Dr. Richmond Akwasi Atuahene, a banking consultant, presented on the topic of the DDEP-contagion on the financial sector and mitigating measures. He highlighted the potential medium- and long-term effects of the DDEP on the financial sector and financial stability, and explored alternatives to complement or replace the current approach to mitigate the impact. He emphasized that the financial sector is a critical component of the economy, and any negative impact on the sector could have significant ripple effects on the wider economy. He suggested the development of a well-functioning secondary market for government securities and improved communication and engagement with stakeholders in the financial sector to mitigate any negative effects.
In a closing statement Mr. Osei-Amoako, the President of the Chamber acknowledged the significance of the DDEP in reinstating macroeconomic stability and safeguarding the most vulnerable segments of society. He stressed the need for businesses to comprehend the implications of the policy and devise suitable business strategies. “The GNCCI will express the viewpoint of the private sector on the DDEP, propose policies and actions, and engage with policymakers and institutions to mitigate the impact on the private sector and the overall economy,” he said.

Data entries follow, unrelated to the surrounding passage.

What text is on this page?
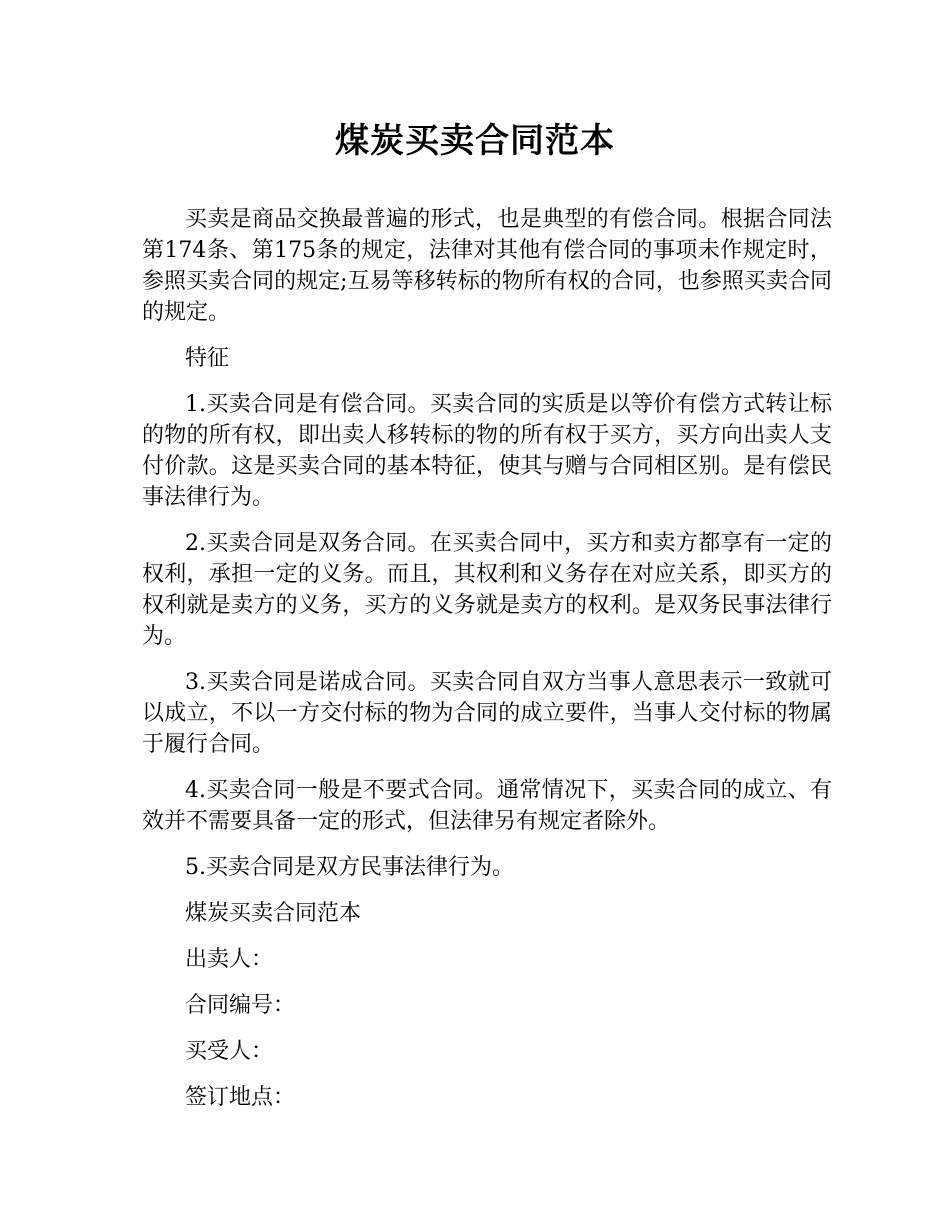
煤炭买卖合同范本

买卖是商品交换最普遍的形式，也是典型的有偿合同。根据合同法第174条、第175条的规定，法律对其他有偿合同的事项未作规定时，参照买卖合同的规定;互易等移转标的物所有权的合同，也参照买卖合同的规定。

特征

1.买卖合同是有偿合同。买卖合同的实质是以等价有偿方式转让标的物的所有权，即出卖人移转标的物的所有权于买方，买方向出卖人支付价款。这是买卖合同的基本特征，使其与赠与合同相区别。是有偿民事法律行为。

2.买卖合同是双务合同。在买卖合同中，买方和卖方都享有一定的权利，承担一定的义务。而且，其权利和义务存在对应关系，即买方的权利就是卖方的义务，买方的义务就是卖方的权利。是双务民事法律行为。

3.买卖合同是诺成合同。买卖合同自双方当事人意思表示一致就可以成立，不以一方交付标的物为合同的成立要件，当事人交付标的物属于履行合同。

4.买卖合同一般是不要式合同。通常情况下，买卖合同的成立、有效并不需要具备一定的形式，但法律另有规定者除外。

5.买卖合同是双方民事法律行为。

煤炭买卖合同范本

出卖人：

合同编号：

买受人：

签订地点：
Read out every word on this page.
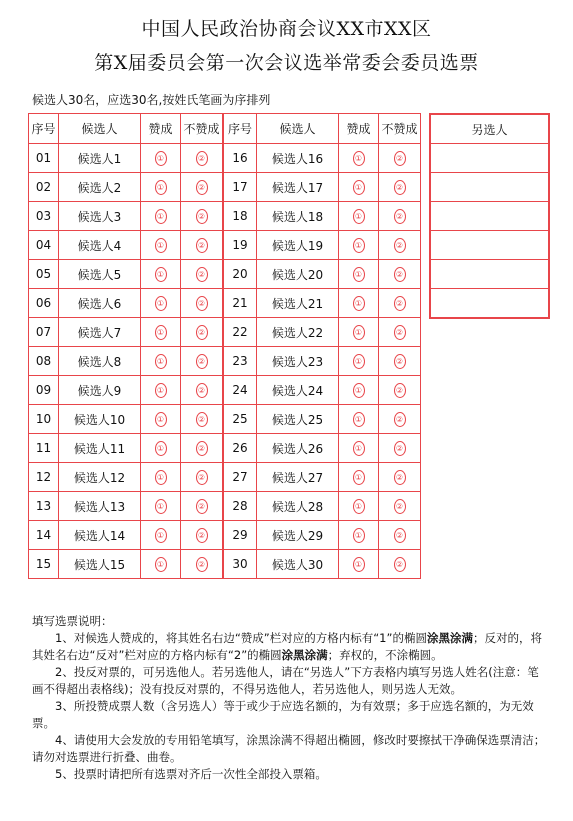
中国人民政治协商会议XX市XX区
第X届委员会第一次会议选举常委会委员选票
候选人30名，应选30名,按姓氏笔画为序排列
序号	候选人	赞成	不赞成
01	候选人1	①	②
02	候选人2	①	②
03	候选人3	①	②
04	候选人4	①	②
05	候选人5	①	②
06	候选人6	①	②
07	候选人7	①	②
08	候选人8	①	②
09	候选人9	①	②
10	候选人10	①	②
11	候选人11	①	②
12	候选人12	①	②
13	候选人13	①	②
14	候选人14	①	②
15	候选人15	①	②
序号	候选人	赞成	不赞成
16	候选人16	①	②
17	候选人17	①	②
18	候选人18	①	②
19	候选人19	①	②
20	候选人20	①	②
21	候选人21	①	②
22	候选人22	①	②
23	候选人23	①	②
24	候选人24	①	②
25	候选人25	①	②
26	候选人26	①	②
27	候选人27	①	②
28	候选人28	①	②
29	候选人29	①	②
30	候选人30	①	②
另选人

填写选票说明：

1、对候选人赞成的，将其姓名右边“赞成”栏对应的方格内标有“1”的椭圆涂黑涂满；反对的，将其姓名右边“反对”栏对应的方格内标有“2”的椭圆涂黑涂满；弃权的，不涂椭圆。

2、投反对票的，可另选他人。若另选他人，请在“另选人”下方表格内填写另选人姓名(注意：笔画不得超出表格线)；没有投反对票的，不得另选他人，若另选他人，则另选人无效。

3、所投赞成票人数（含另选人）等于或少于应选名额的，为有效票；多于应选名额的，为无效票。

4、请使用大会发放的专用铅笔填写，涂黑涂满不得超出椭圆，修改时要擦拭干净确保选票清洁；请勿对选票进行折叠、曲卷。

5、投票时请把所有选票对齐后一次性全部投入票箱。
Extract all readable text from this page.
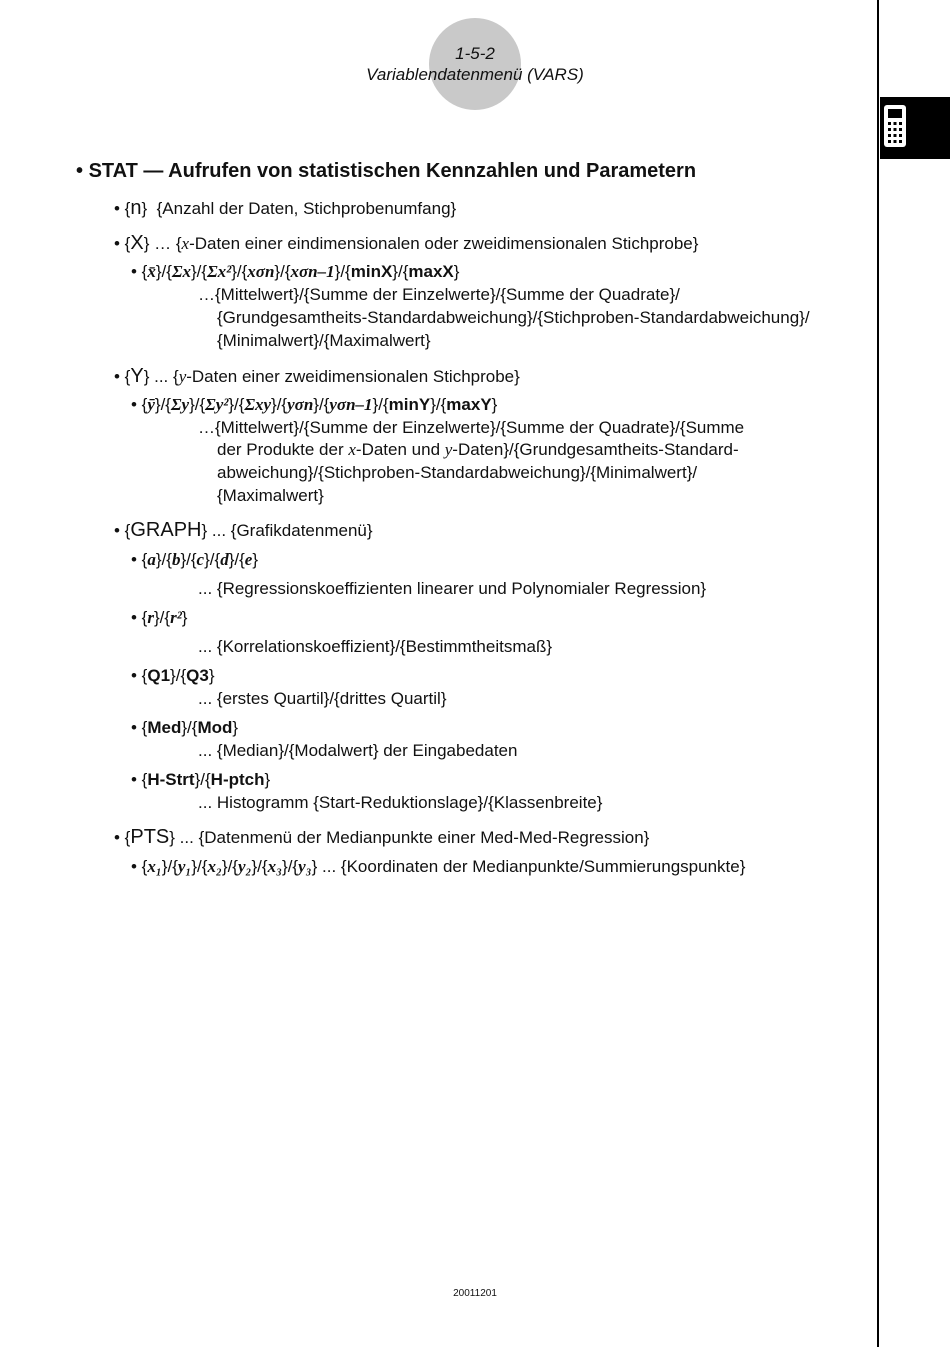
1-5-2
Variablendatenmenü (VARS)
• STAT — Aufrufen von statistischen Kennzahlen und Parametern
• {n}  {Anzahl der Daten, Stichprobenumfang}
• {X} … {x-Daten einer eindimensionalen oder zweidimensionalen Stichprobe}
• {x̄}/{Σx}/{Σx²}/{xσn}/{xσn–1}/{minX}/{maxX}
…{Mittelwert}/{Summe der Einzelwerte}/{Summe der Quadrate}/
{Grundgesamtheits-Standardabweichung}/{Stichproben-Standardabweichung}/
{Minimalwert}/{Maximalwert}
• {Y} ... {y-Daten einer zweidimensionalen Stichprobe}
• {ȳ}/{Σy}/{Σy²}/{Σxy}/{yσn}/{yσn–1}/{minY}/{maxY}
…{Mittelwert}/{Summe der Einzelwerte}/{Summe der Quadrate}/{Summe
der Produkte der x-Daten und y-Daten}/{Grundgesamtheits-Standard-
abweichung}/{Stichproben-Standardabweichung}/{Minimalwert}/
{Maximalwert}
• {GRAPH} ... {Grafikdatenmenü}
• {a}/{b}/{c}/{d}/{e}
... {Regressionskoeffizienten linearer und Polynomialer Regression}
• {r}/{r²}
... {Korrelationskoeffizient}/{Bestimmtheitsmaß}
• {Q1}/{Q3}
... {erstes Quartil}/{drittes Quartil}
• {Med}/{Mod}
... {Median}/{Modalwert} der Eingabedaten
• {H-Strt}/{H-ptch}
... Histogramm {Start-Reduktionslage}/{Klassenbreite}
• {PTS} ... {Datenmenü der Medianpunkte einer Med-Med-Regression}
• {x₁}/{y₁}/{x₂}/{y₂}/{x₃}/{y₃} ... {Koordinaten der Medianpunkte/Summierungspunkte}
20011201
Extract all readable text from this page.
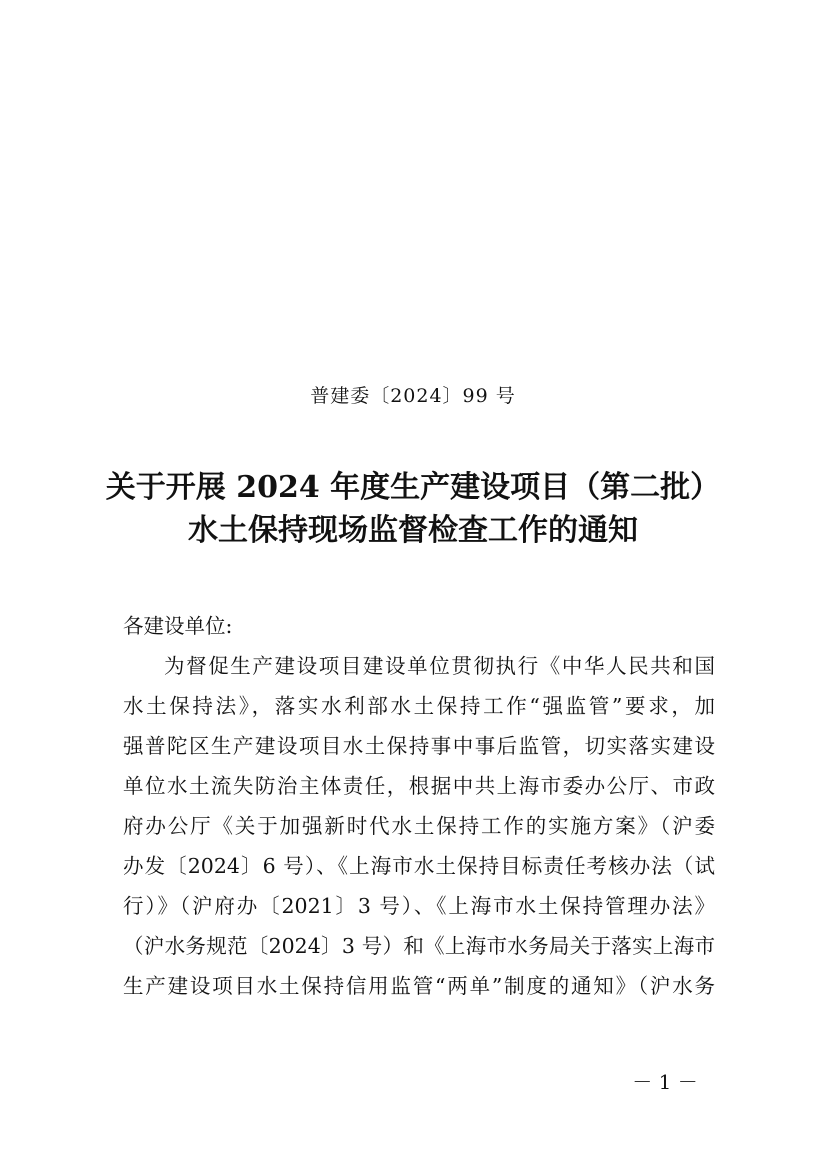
普建委〔2024〕99 号
关于开展 2024 年度生产建设项目（第二批）
水土保持现场监督检查工作的通知
各建设单位:
为督促生产建设项目建设单位贯彻执行《中华人民共和国
水土保持法》，落实水利部水土保持工作“强监管”要求，加
强普陀区生产建设项目水土保持事中事后监管，切实落实建设
单位水土流失防治主体责任，根据中共上海市委办公厅、市政
府办公厅《关于加强新时代水土保持工作的实施方案》（沪委
办发〔2024〕6 号）、《上海市水土保持目标责任考核办法（试
行）》（沪府办〔2021〕3 号）、《上海市水土保持管理办法》
（沪水务规范〔2024〕3 号）和《上海市水务局关于落实上海市
生产建设项目水土保持信用监管“两单”制度的通知》（沪水务
－ 1 －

The DDEP, announced by the Ministry of Finance in December 2022, was introduced to address the rising and unsustainable debt levels accrued over the years. It became necessary due to the lack of access to the international bonds market and as a precondition to accessing the IMF bailout to address the balance of payment challenges. However, the implementation of the DDEP faced prompt reactions from stakeholders, resulting in several revisions in the program.